Mutations in the same residue and phenotypic consequences in SCN1A
The link between a mutation and the corresponding phenotype in genetic epilepsies is sometimes not trivial. Mutations in the same gene can lead to different phenotypes (phenotypic heterogeneity) and different genes can lead to the same phenotype (genetic heterogeneity). These issues appear to be particularly prominent in some forms of seizure disorders. One of the many active research fields in genetics is studying whether environmental factors or other mutations lead to the development of a given syndrome.
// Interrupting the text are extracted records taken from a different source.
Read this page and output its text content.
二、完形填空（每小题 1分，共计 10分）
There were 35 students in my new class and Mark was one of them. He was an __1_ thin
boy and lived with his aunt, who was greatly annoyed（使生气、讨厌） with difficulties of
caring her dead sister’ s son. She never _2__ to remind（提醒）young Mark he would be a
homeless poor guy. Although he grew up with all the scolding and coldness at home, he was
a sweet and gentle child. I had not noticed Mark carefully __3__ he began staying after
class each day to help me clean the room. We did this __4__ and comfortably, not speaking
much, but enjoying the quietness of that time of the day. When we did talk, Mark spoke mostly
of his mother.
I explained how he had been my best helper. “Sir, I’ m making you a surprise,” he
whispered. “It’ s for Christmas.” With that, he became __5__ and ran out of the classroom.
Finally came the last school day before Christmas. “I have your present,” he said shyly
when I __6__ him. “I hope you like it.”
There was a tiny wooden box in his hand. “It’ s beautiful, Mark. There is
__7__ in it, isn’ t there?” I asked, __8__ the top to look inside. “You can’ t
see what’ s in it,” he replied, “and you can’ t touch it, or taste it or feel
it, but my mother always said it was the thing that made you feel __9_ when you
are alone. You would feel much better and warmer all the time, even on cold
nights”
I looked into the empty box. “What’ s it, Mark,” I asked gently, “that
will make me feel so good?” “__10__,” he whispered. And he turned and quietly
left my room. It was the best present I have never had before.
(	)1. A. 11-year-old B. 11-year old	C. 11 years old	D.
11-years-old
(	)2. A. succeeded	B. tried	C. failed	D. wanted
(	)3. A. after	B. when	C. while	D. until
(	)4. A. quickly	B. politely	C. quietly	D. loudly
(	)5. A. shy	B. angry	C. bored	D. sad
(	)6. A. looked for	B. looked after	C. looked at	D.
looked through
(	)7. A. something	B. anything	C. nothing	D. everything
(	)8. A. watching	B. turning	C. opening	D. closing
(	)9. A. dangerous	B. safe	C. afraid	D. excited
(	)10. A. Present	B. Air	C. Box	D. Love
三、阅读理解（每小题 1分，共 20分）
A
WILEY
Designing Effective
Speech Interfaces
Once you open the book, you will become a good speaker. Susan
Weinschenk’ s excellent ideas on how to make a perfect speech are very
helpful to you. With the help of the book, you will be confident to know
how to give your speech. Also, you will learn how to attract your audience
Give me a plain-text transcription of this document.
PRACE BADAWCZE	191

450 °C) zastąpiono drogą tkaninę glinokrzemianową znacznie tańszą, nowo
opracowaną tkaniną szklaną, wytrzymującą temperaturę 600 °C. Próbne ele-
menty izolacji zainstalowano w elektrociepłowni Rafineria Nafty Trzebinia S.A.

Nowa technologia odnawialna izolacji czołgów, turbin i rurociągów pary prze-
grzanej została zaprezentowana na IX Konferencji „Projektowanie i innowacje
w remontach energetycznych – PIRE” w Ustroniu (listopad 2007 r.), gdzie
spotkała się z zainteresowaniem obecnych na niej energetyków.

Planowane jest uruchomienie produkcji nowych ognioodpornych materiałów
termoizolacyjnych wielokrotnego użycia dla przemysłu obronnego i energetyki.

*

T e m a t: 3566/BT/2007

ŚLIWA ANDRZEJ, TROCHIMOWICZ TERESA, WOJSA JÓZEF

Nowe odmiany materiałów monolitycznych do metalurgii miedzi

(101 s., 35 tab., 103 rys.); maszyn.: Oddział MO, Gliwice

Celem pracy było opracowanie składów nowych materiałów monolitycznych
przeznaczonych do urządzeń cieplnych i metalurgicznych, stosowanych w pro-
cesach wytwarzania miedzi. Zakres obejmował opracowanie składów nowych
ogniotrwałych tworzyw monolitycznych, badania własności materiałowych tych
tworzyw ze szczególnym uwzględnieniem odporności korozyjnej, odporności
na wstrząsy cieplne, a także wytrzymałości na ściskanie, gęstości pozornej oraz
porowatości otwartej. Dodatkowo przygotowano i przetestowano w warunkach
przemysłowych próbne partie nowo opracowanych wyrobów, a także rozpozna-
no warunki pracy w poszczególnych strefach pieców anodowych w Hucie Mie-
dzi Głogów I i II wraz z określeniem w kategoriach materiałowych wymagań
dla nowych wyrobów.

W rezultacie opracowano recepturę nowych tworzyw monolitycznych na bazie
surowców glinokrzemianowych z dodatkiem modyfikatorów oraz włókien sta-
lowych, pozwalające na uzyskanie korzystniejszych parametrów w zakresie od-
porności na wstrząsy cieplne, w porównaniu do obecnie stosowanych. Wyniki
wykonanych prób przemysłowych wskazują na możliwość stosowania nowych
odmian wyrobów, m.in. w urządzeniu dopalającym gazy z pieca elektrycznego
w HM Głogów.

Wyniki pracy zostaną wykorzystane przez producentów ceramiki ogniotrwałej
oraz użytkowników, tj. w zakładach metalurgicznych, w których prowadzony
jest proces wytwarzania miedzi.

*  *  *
Generalized epilepsy with febrile seizures plus (GEFS+) and severe myoclonic epilepsy of infancy (SMEI) can be due to the mutations in the same residue of the alpha-subunit of a voltage gated sodium channel encoded by SCN1A. Japanese researches now report in Epilepsia that the interaction with the beta-subunit of the channel rescues the GEFS+ associated mutant A1685V but not A1685D considered to be responsible for SMEI.
It’s a small step up on our understanding of such mutants. Computational analysis suggests that both variants have strong effects. E.g. Polyphen-2 predicts both to be probably damaging. It will still require further research on interactions to assess the differences. Part of this research is carried out in EuroEPINOMICS projects.